What are the major challenges relating to providing fish health services to the US aquaculture industry?
It’s not so much about providing fish health services. We are ready at Fish Vet Group (Portland, Maine) to provide health diagnostics and veterinarian services to the aquaculture industry in the US. The challenge is the expansion of the industry. Aquaculture in the US is still a fledgling sector. Regulation is one of the major obstacles to its growth both on land and sea. There are a multitude of Federal and State agencies that need to approve farming on a particular site, and any one of them independently can kill the project. Back 10 years ago, there were government backed demonstration projects in offshore systems, such as Sea Grant’s regional offshore aquaculture programmes in New Hampshire, Hawaii, and Puerto Rico. These projects helped to demonstrate the technology platform for working in the offshore environment, and spun out two companies, such as Open Blue Seafarms and Kona Kampachi, but these have involved huge investments and have been stifled by the regional and regulatory minefield in marine areas. Both projects have since moved their operations south of the border.
The diversity and fragmented nature of the industry is a challenge for providing health services – there are are a lot of different species produced in the US, with the bulk of production in the South being dominated by freshwater ponds, salmon being grown in marine sites in Maine and Washington State, trout production in raceways systems through the middle States, and public hatcheries producing over 20 species of fish for restocking rivers and recreational fishing. Dealing with such a multitude of species and systems and companies, with few major industrial players, means that, as a small team, we have to be skilled in a lot of different areas.
What do you see as FVG’s key role in helping the industry develop?
I’ve been involved in aquaculture over 20 years, 10 of which were spent in hatcheries and 10 in feed before moving to fish health and we have lots of experience to draw on from within the group both here in Portland, and internationally from our Fish Vet Groups (Norway, UK, Chile, Brazil, Thailand, and Ireland). In-house we can provide all the diagnostics services; histopathology, bacteriology, virology, parasitology and molecular assays. This allows our veterinarian staff to investigate cases thoroughly and timely. Too many start-up companies in aquaculture have failed to make it beyond the first years of production due to losses from infectious and non-infectious disease. It doesn’t have to be catastrophic events, but even subclinical infections which will slow down growth performance or result in small yet regular mortality, which ultimately effects the business model. Our role is to help companies to build health management from the start, collect history about the pathogen landscape on the farm and bring them to a program based on early detection, evidence-based decisions, and preventative mitigation steps.
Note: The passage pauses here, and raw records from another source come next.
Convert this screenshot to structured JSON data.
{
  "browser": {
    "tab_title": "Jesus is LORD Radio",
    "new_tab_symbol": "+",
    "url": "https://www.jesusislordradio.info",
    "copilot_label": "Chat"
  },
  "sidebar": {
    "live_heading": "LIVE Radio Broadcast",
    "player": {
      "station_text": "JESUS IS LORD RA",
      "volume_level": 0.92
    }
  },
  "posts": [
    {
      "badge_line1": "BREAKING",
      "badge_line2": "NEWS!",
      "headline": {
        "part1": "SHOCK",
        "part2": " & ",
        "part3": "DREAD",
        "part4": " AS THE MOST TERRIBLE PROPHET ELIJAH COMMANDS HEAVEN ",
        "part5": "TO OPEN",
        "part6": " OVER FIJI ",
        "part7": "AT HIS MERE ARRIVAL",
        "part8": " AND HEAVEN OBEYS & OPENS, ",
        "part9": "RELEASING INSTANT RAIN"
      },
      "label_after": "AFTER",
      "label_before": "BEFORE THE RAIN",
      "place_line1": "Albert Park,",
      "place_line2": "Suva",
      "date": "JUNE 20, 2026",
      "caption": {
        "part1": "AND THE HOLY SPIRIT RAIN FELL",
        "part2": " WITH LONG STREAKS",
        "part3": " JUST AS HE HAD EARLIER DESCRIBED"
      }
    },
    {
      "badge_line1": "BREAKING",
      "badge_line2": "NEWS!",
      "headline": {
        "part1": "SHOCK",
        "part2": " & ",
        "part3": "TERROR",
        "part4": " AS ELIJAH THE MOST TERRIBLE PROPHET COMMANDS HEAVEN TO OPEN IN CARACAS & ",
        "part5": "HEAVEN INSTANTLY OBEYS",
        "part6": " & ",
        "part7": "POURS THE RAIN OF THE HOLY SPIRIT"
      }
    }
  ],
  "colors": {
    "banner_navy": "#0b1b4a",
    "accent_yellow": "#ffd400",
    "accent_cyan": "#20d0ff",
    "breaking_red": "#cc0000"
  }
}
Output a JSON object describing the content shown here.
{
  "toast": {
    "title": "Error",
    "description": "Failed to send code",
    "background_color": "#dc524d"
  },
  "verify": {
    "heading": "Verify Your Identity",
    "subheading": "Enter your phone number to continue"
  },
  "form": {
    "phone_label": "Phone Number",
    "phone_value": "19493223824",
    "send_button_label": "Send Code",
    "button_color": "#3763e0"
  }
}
How do you see the aquaculture industry developing in the US?
We’ll probably never see widespread marine cage finfish farming emerging in the US as it has done in other countries, unless it’s done in the offshore environment. The only near-shore aquaculture being shellfish and seaweeds, and cage based salmon production in Washington State and Maine, but expansion of those sectors is limited. Our core growth is probably going to take place between our coasts, in areas where water and land are more freely available and there’s a tradition of growing food, combined with the political will to increase this. RASs are likely to be an important part of this growth.